6 Emerging on the ridge you are greeted by a magnificent panorama of the Severn Estuary from Clevedon, the two Severn Bridges, South Wales and the Black Mountains. To your right is the MOD research station of St. Thomas’s Head, now in private ownership. You will now need to turn back on yourselves to head west towards Middle Hope Nature reserve.

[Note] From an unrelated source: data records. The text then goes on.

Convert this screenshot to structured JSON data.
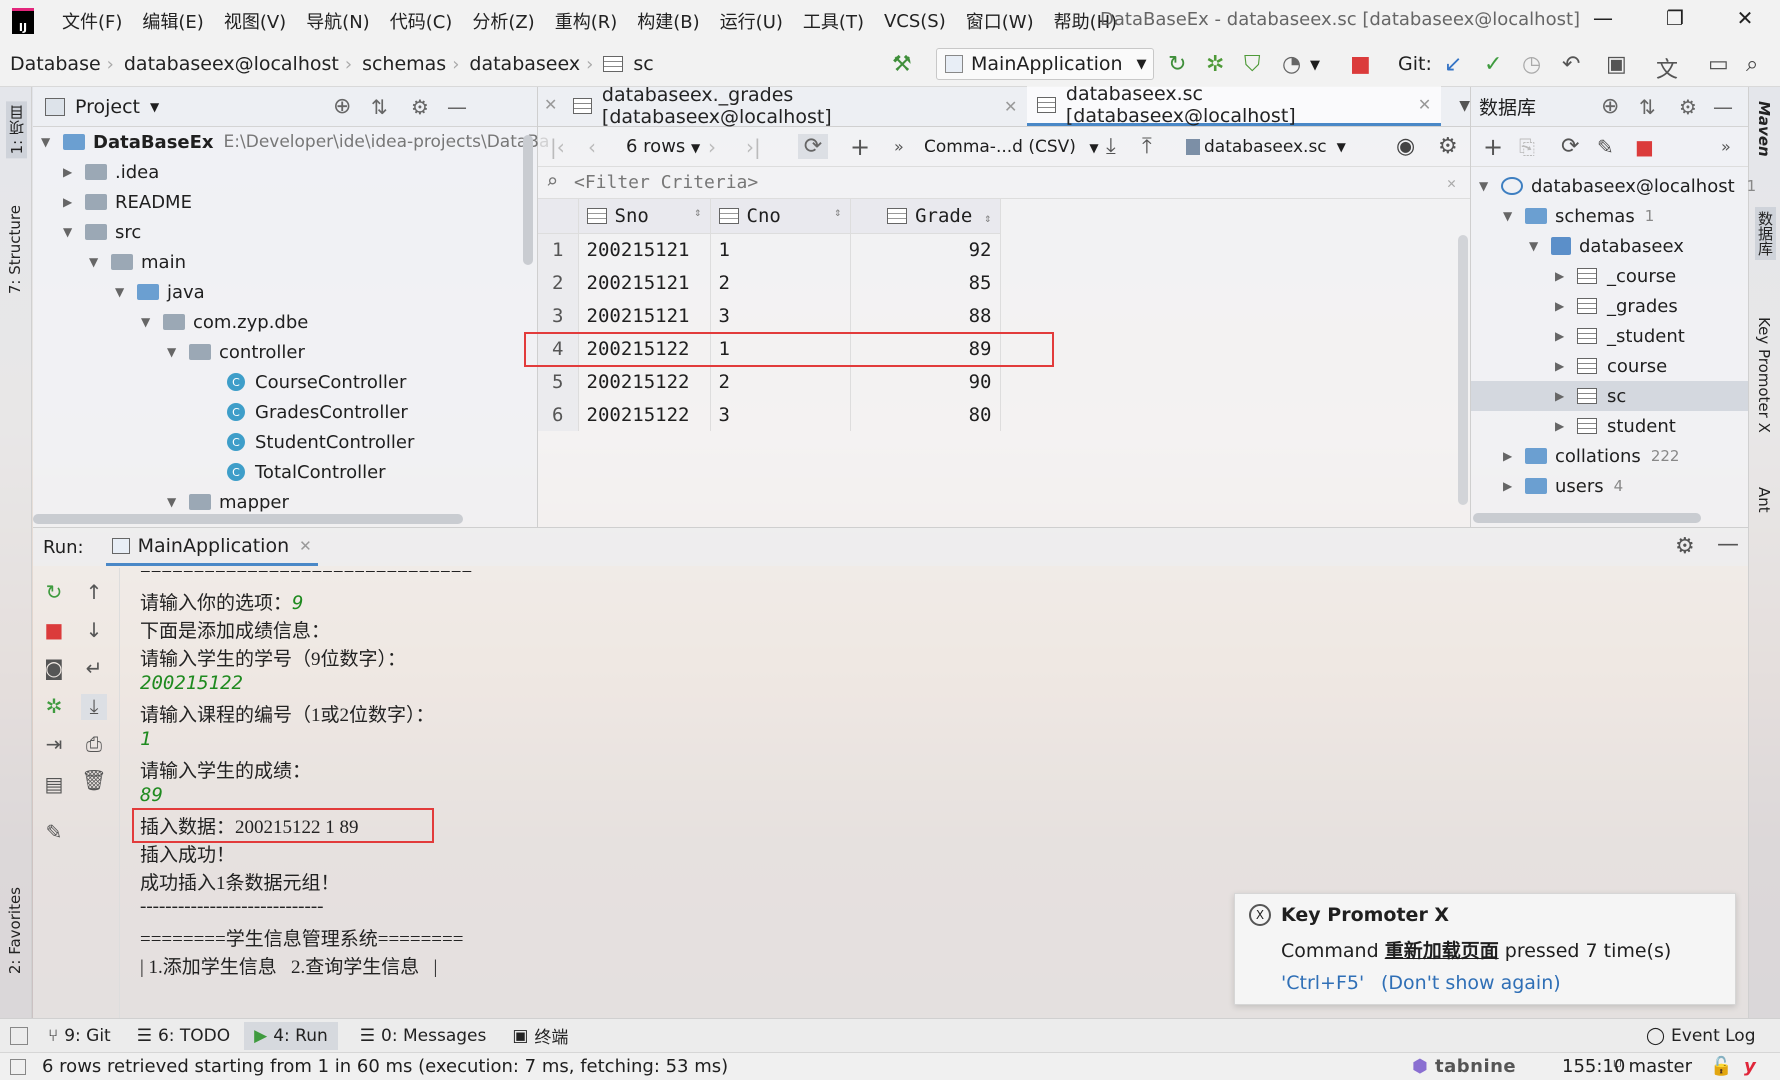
{
  "title_bar": {
    "menus": [
      "文件(F)",
      "编辑(E)",
      "视图(V)",
      "导航(N)",
      "代码(C)",
      "分析(Z)",
      "重构(R)",
      "构建(B)",
      "运行(U)",
      "工具(T)",
      "VCS(S)",
      "窗口(W)",
      "帮助(H)"
    ],
    "window_title": "DataBaseEx - databaseex.sc [databaseex@localhost]"
  },
  "nav_bar": {
    "breadcrumbs": [
      "Database",
      "databaseex@localhost",
      "schemas",
      "databaseex",
      "sc"
    ],
    "run_config": "MainApplication",
    "git_label": "Git:"
  },
  "left_strip": {
    "project_tab": "1: 项目",
    "structure_tab": "7: Structure",
    "favorites_tab": "2: Favorites"
  },
  "right_strip": {
    "maven_tab": "Maven",
    "database_tab": "数据库",
    "key_promoter_tab": "Key Promoter X",
    "ant_tab": "Ant"
  },
  "project_panel": {
    "title": "Project",
    "root_name": "DataBaseEx",
    "root_path": "E:\\Developer\\ide\\idea-projects\\DataBa",
    "items": [
      ".idea",
      "README",
      "src",
      "main",
      "java",
      "com.zyp.dbe",
      "controller",
      "CourseController",
      "GradesController",
      "StudentController",
      "TotalController",
      "mapper"
    ]
  },
  "editor": {
    "tabs": [
      "databaseex._grades [databaseex@localhost]",
      "databaseex.sc [databaseex@localhost]"
    ],
    "rows_label": "6 rows",
    "export_format": "Comma-...d (CSV)",
    "schema_select": "databaseex.sc",
    "filter_placeholder": "<Filter Criteria>",
    "columns": [
      "Sno",
      "Cno",
      "Grade"
    ],
    "rows": [
      [
        "1",
        "200215121",
        "1",
        "92"
      ],
      [
        "2",
        "200215121",
        "2",
        "85"
      ],
      [
        "3",
        "200215121",
        "3",
        "88"
      ],
      [
        "4",
        "200215122",
        "1",
        "89"
      ],
      [
        "5",
        "200215122",
        "2",
        "90"
      ],
      [
        "6",
        "200215122",
        "3",
        "80"
      ]
    ]
  },
  "db_panel": {
    "title": "数据库",
    "connection": "databaseex@localhost",
    "connection_count": "1",
    "schemas_label": "schemas",
    "schemas_count": "1",
    "schema_name": "databaseex",
    "tables": [
      "_course",
      "_grades",
      "_student",
      "course",
      "sc",
      "student"
    ],
    "collations_label": "collations",
    "collations_count": "222",
    "users_label": "users",
    "users_count": "4"
  },
  "run_panel": {
    "label": "Run:",
    "tab": "MainApplication",
    "console": [
      {
        "text": "===============================",
        "type": "out"
      },
      {
        "text": "请输入你的选项：",
        "type": "out",
        "inline_input": "9"
      },
      {
        "text": "下面是添加成绩信息：",
        "type": "out"
      },
      {
        "text": "请输入学生的学号（9位数字）：",
        "type": "out"
      },
      {
        "text": "200215122",
        "type": "in"
      },
      {
        "text": "请输入课程的编号（1或2位数字）：",
        "type": "out"
      },
      {
        "text": "1",
        "type": "in"
      },
      {
        "text": "请输入学生的成绩：",
        "type": "out"
      },
      {
        "text": "89",
        "type": "in"
      },
      {
        "text": "插入数据：200215122 1 89",
        "type": "out"
      },
      {
        "text": "插入成功！",
        "type": "out"
      },
      {
        "text": "成功插入1条数据元组！",
        "type": "out"
      },
      {
        "text": "-----------------------------",
        "type": "out"
      },
      {
        "text": "========学生信息管理系统========",
        "type": "out"
      },
      {
        "text": "| 1.添加学生信息   2.查询学生信息   |",
        "type": "out"
      }
    ]
  },
  "notification": {
    "title": "Key Promoter X",
    "line_prefix": "Command",
    "command": "重新加载页面",
    "line_suffix": "pressed 7 time(s)",
    "shortcut": "'Ctrl+F5'",
    "dismiss": "(Don't show again)"
  },
  "bottom_tabs": {
    "git": "9: Git",
    "todo": "6: TODO",
    "run": "4: Run",
    "messages": "0: Messages",
    "terminal": "终端",
    "event_log": "Event Log"
  },
  "status_bar": {
    "message": "6 rows retrieved starting from 1 in 60 ms (execution: 7 ms, fetching: 53 ms)",
    "plugin": "tabnine",
    "position": "155:10",
    "branch": "master"
  },
  "colors": {
    "highlight_box": "#e23b3b",
    "console_input": "#1f8a1f",
    "accent_tab": "#4a88c7"
  }
}
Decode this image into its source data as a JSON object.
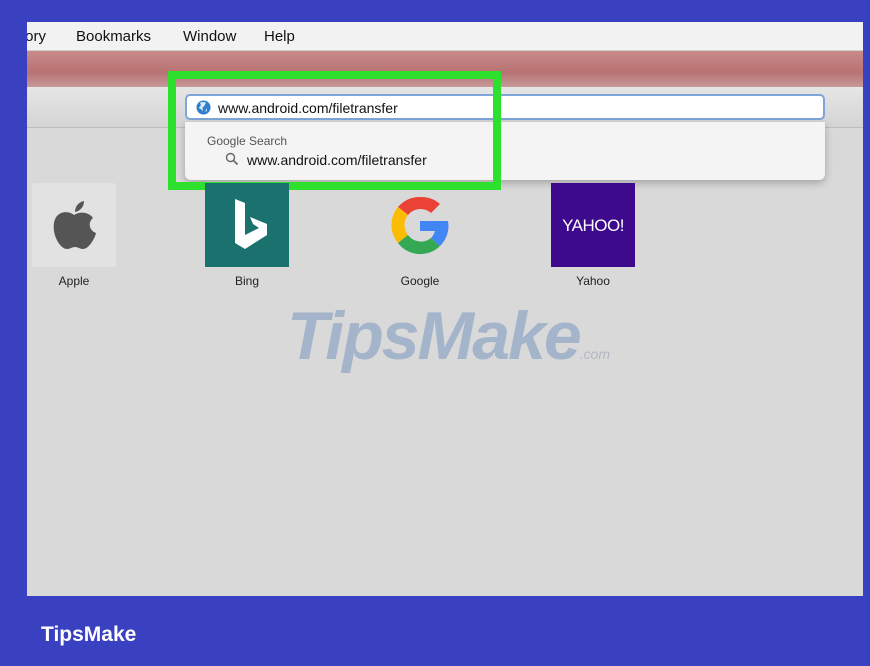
{
  "menubar": {
    "items": [
      "tory",
      "Bookmarks",
      "Window",
      "Help"
    ]
  },
  "address_bar": {
    "url": "www.android.com/filetransfer",
    "icon": "globe-icon"
  },
  "suggestions": {
    "header": "Google Search",
    "items": [
      {
        "text": "www.android.com/filetransfer",
        "icon": "magnifier-icon"
      }
    ]
  },
  "favorites": [
    {
      "label": "Apple",
      "icon": "apple-logo-icon"
    },
    {
      "label": "Bing",
      "icon": "bing-logo-icon"
    },
    {
      "label": "Google",
      "icon": "google-logo-icon"
    },
    {
      "label": "Yahoo",
      "icon": "yahoo-logo-icon",
      "tile_text": "YAHOO!"
    }
  ],
  "watermark": {
    "text": "TipsMake",
    "suffix": ".com"
  },
  "caption": "TipsMake",
  "colors": {
    "frame": "#3a41c0",
    "highlight": "#2ee02e",
    "bing": "#1a716e",
    "yahoo": "#3d0a8e"
  }
}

7 Across this windswept landscape run some massive boundary walls some undoubtedly from the ancient Priory, others more recent and built by French prisoners of war from Napoleonic times. A succession of humps and hillocks in the landscape represent Celtic field systems and this rugged primeval terrain is still home to some impressive cattle in almost every colour from black to white, from red to beige. From the footpath on the ridge and on the lower on the cliff walk, one can see small deserted pebbled beaches but some accessible. At low tide sand banks are visible with upright stakes that held fishing nets to gain the harvest of the sea.
8 At the OS Trig Point turn back on yourself to the left to ascend to the northern car park, alternatively continue to the end of Sand Point to enjoy the spectacular views of Brean Down, Steep Holm, Flat Holm and the coast of Wales, then turn back. On reaching the road follow it for a short distance until you come across a Second World War pill box to your right and here gain access to the beach. This part of the beach is classic salt marsh but soon opens up the broad sandy beach that is Sand Bay. Look out for Evening Primrose and Yucca plants. Follow the beach until you see a red ‘open’ sign on the bank by the road and emerge close to the tea-rooms and car-park.